A well-known environmentalist, Volodymyr Honcharenko, has died following a brutal and clearly targeted attack on 1 August. Mr Honcharenko was driving to his dacha when another car blocked its path and he was dragged out by several men and beaten. He died in hospital of his injuries.

 

The attack came four days after a press conference at which Mr Honcharenko warned of a “chemical time bomb” from 180 tons of chemically contaminated and radioactive scrap metal being transported around Kryvy Rih in the Dnipropetrovsk oblast. The danger from the toxic load is enormous and could extend beyond Ukraine since there are grounds for fearing that the highly toxic material could end up in scrap metal exported abroad.

Whether this particular issue is linked with Mr Honcharenko’s murder should not be the subject of speculation, but of scrupulous investigation.
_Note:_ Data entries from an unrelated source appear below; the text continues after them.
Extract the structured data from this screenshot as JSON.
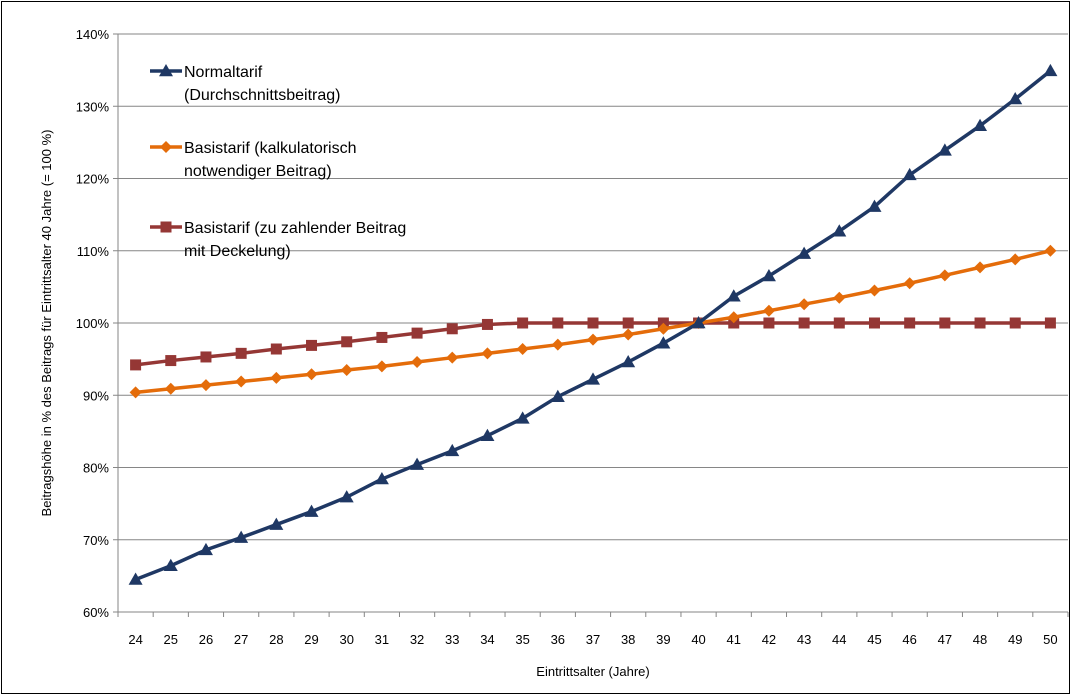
{
  "chart_data": {
    "type": "line",
    "title": "",
    "xlabel": "Eintrittsalter (Jahre)",
    "ylabel": "Beitragshöhe in % des Beitrags für Eintrittsalter 40 Jahre (= 100 %)",
    "x": [
      24,
      25,
      26,
      27,
      28,
      29,
      30,
      31,
      32,
      33,
      34,
      35,
      36,
      37,
      38,
      39,
      40,
      41,
      42,
      43,
      44,
      45,
      46,
      47,
      48,
      49,
      50
    ],
    "y_ticks": [
      "60%",
      "70%",
      "80%",
      "90%",
      "100%",
      "110%",
      "120%",
      "130%",
      "140%"
    ],
    "ylim": [
      60,
      140
    ],
    "y_unit": "%",
    "grid": "horizontal",
    "legend_position": "top-left",
    "series": [
      {
        "name_lines": [
          "Normaltarif",
          "(Durchschnittsbeitrag)"
        ],
        "color": "#1f3864",
        "marker": "triangle",
        "values": [
          64.5,
          66.4,
          68.6,
          70.3,
          72.1,
          73.9,
          75.9,
          78.4,
          80.4,
          82.3,
          84.4,
          86.8,
          89.8,
          92.2,
          94.6,
          97.2,
          100.0,
          103.7,
          106.5,
          109.6,
          112.7,
          116.1,
          120.5,
          123.9,
          127.3,
          131.0,
          134.9
        ]
      },
      {
        "name_lines": [
          "Basistarif (kalkulatorisch",
          "notwendiger Beitrag)"
        ],
        "color": "#e46c0a",
        "marker": "diamond",
        "values": [
          90.4,
          90.9,
          91.4,
          91.9,
          92.4,
          92.9,
          93.5,
          94.0,
          94.6,
          95.2,
          95.8,
          96.4,
          97.0,
          97.7,
          98.4,
          99.2,
          100.0,
          100.8,
          101.7,
          102.6,
          103.5,
          104.5,
          105.5,
          106.6,
          107.7,
          108.8,
          110.0
        ]
      },
      {
        "name_lines": [
          "Basistarif (zu zahlender Beitrag",
          "mit Deckelung)"
        ],
        "color": "#953735",
        "marker": "square",
        "values": [
          94.2,
          94.8,
          95.3,
          95.8,
          96.4,
          96.9,
          97.4,
          98.0,
          98.6,
          99.2,
          99.8,
          100.0,
          100.0,
          100.0,
          100.0,
          100.0,
          100.0,
          100.0,
          100.0,
          100.0,
          100.0,
          100.0,
          100.0,
          100.0,
          100.0,
          100.0,
          100.0
        ]
      }
    ]
  }
}
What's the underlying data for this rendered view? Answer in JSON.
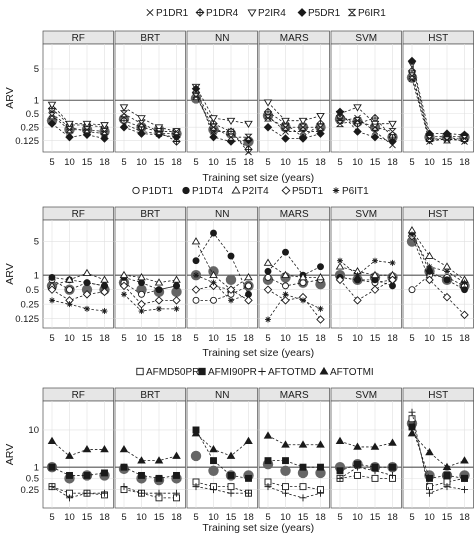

Volodymyr Honcharenko, a member of the Academy of Engineering Sciences and Head of the NGO “For Citizens’ Right to a Safe Environment” is likely to have made other enemies through his hard-hitting and fully substantiated reports on radioactive, lead and chemical contamination, the quality of drinking water and more. He was critical of those willing to risk public health and safety for personal gain, as well as the often criminal negligence of officials who looked the other way. 

On the other hand there has been silence over the scandal reported by Volodymyr Honcharenko on 27 July and now his voice has been silenced for ever.  It is for the authorities to now demonstrate willingness to put an end to the silence and the impunity this generates.  Real willingness to uncover and punish those responsible, not imitation, as seen in the “news” last week that the murder of journalist Vasyl Klymentyev had been “solved”. The name of the key suspect and the fact that he had been placed on the wanted list had been revealed early in 2011 making the whole exercise seem disturbingly aimed at misleading the public and fabricating non-existent achievements. At the press conference on 27 July 2012  Volodymyr Honcharenko warned of highly toxic heat exchangers which environmentalists fear could be mixed with other scrap metal and sold, possibly abroad.  The heat exchangers come originally from Kalusz in the Ivano-Frankivsk oblast, and contain huge levels of the chemical hexachlorbenzol,.  They were sold illicitly in 2005 to Ukr-Euro Litd which in 2008 tried to palm them off to a public stock company.  This and later efforts have foundered because of the hazardous nature of the metal.  Officials and those with a vested interest can be as silent as they like but every time workers have been given the material for cutting, they have ended up in hospital. This has then led to the frighteningly dangerous material being transported by truck through Kryvy Rih by a company with no transportation permit and in heat-wave conditions.

Volodymyr Honcharenko believed that the plan was to cut up the heat exchangers and mix small amounts with scrap metal, while probably burying the remains of the hexachlorbenzol in one of the quarries of the Saksahansk district. He warned that the likely site for cutting the heat exchangers was next to a reservoir which provides Kryvy Rih with drinking water.  Dnipropetrovsk is of interest to metal traders because there is a freight port where metal is exported abroad. Turkey has already complained once, in 2011, that metal received from Ukraine was radioactive. 

We can assume that other countries will not wish to turn a blind eye to such hazardous and criminal behaviour.  Public attention is needed to ensure that neither Volodymyr Honcharenko’s murder, nor the terrible danger he exposed are quietly ignored.